Q73 Dr Harris: That may be true, but the trans community may well want protection in their own right. I just want to bring in a human rights point here, which is that there is concern that the right to privacy might be infringed by the exemptions that exist from protection for trans people in Schedules 3 and 9, which we have also debated, which exist for organisations to discriminate against them even where a certificate is held. Under the Gender Recognition Act, of course, that requires that people be recognised in their new gender for all purposes. Therefore, one of the questions I have is whether to protect their human rights and be compliant with that law, even if the Equality Bill could write out that one did not have to be compliant, if there was not to be regression how can you allow exceptions on grounds of gender reassignment even where people have a Gender Recognition Certificate? I do not think we raised this in Committee so it is a new human rights based point.

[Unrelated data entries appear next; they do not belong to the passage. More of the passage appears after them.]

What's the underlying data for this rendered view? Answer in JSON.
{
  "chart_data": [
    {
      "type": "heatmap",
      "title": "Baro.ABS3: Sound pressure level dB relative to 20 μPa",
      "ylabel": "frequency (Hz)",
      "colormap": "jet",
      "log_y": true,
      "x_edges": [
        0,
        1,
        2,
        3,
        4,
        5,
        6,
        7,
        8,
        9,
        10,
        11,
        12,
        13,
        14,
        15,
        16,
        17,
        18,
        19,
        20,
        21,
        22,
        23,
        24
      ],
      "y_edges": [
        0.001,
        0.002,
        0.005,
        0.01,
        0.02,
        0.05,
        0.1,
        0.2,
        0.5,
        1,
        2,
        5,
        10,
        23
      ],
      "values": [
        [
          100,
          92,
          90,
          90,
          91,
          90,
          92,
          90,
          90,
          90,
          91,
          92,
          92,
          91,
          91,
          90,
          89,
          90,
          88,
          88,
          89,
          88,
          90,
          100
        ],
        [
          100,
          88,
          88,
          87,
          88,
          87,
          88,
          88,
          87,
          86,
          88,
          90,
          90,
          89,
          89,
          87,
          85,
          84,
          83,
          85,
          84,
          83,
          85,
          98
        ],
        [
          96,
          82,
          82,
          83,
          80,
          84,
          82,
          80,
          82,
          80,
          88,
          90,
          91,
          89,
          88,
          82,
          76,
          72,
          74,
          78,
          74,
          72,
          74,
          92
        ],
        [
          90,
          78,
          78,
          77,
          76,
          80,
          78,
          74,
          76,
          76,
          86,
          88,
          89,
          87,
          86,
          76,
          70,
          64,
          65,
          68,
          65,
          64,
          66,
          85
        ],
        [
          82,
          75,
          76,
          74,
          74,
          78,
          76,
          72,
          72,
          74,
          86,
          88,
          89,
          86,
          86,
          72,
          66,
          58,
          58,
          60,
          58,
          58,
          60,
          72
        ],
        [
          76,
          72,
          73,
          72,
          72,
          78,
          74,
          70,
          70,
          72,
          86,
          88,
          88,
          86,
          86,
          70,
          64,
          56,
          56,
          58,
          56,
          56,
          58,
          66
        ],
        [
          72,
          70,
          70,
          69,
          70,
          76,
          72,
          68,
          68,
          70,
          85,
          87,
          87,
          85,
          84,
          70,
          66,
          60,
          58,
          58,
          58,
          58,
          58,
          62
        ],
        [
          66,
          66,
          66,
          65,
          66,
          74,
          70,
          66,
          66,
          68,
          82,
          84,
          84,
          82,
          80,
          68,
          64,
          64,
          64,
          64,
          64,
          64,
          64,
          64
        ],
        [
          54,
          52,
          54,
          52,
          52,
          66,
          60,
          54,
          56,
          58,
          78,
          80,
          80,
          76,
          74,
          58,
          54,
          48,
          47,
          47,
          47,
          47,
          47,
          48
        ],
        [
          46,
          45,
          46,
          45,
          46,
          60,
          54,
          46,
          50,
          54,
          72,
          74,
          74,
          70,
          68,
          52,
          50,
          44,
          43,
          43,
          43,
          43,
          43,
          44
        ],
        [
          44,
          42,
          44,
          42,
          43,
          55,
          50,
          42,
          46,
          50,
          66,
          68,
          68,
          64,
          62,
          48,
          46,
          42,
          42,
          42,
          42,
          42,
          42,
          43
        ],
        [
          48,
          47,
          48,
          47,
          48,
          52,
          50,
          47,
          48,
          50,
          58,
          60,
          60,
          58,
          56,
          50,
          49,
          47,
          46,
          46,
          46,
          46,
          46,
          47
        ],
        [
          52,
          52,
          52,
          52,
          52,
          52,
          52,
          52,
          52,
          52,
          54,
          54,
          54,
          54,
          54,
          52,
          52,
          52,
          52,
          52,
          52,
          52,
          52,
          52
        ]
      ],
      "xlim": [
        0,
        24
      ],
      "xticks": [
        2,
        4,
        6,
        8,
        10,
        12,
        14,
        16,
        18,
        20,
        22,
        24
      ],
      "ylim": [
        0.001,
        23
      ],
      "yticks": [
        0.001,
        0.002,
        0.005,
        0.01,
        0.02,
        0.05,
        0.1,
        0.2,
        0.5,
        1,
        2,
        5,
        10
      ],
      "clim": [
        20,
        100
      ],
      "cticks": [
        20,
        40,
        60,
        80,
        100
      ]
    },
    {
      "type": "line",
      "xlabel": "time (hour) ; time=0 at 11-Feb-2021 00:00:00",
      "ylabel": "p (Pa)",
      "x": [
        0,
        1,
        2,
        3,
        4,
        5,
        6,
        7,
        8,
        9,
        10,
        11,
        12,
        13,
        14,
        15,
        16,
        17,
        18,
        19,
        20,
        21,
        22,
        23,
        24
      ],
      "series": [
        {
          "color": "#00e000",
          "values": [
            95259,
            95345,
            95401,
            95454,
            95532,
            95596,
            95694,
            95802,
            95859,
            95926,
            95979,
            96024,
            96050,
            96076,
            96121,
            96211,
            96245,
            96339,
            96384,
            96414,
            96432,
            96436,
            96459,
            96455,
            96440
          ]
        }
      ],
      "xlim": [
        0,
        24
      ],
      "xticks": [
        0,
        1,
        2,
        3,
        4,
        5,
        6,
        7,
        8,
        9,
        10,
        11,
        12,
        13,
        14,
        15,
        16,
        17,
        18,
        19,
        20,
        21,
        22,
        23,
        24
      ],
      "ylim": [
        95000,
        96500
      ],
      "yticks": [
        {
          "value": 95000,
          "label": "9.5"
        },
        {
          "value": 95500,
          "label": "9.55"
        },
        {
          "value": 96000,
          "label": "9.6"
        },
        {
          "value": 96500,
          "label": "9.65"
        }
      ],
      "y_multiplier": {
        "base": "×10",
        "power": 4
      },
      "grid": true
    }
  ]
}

Vera Baird: What are the specific exceptions that you are worried about?
Q74 Dr Harris: For example, in Schedule 9 there is the ability of a religious organisation to discriminate, so they could say, "We will allow a woman priest", that is if they had women priests ---
Vera Baird: There are not many of them.
Q75 Dr Harris: Yes, indeed, but let us say they did, "But we are not going to allow a woman priest who is in possession of a Gender Recognition Certificate, who is a woman". They would argue that is a permitted exception under gender reassignment. Is that a clash with the sex discrimination provisions?
Vera Baird: Is that right? She is a woman now for all purposes, not a transgender person, a woman.
Q76 Dr Harris:
Right.
Vera Baird: That is the point of the certificate, is it not, to make it clear beyond doubt and that is where all her rights come from.
Q77 Dr Harris:
So what you are saying is someone with a certificate does not fall within the protected ground and, therefore, exceptions on that protected ground ---
Vera Baird: Will fall within the protected ground of sex.
Chairman: I think you have answered the question.


The intent of the EqA was to say that trans women are women for all purposes as per the GRA. The available protection of gender reassignment applies only on discrimination due to perception of it, and that is a protection available to cis people too.

* not ''grasping at straws'' - a clear statement of the intent of the purpose of the Bill from the Solicitor General.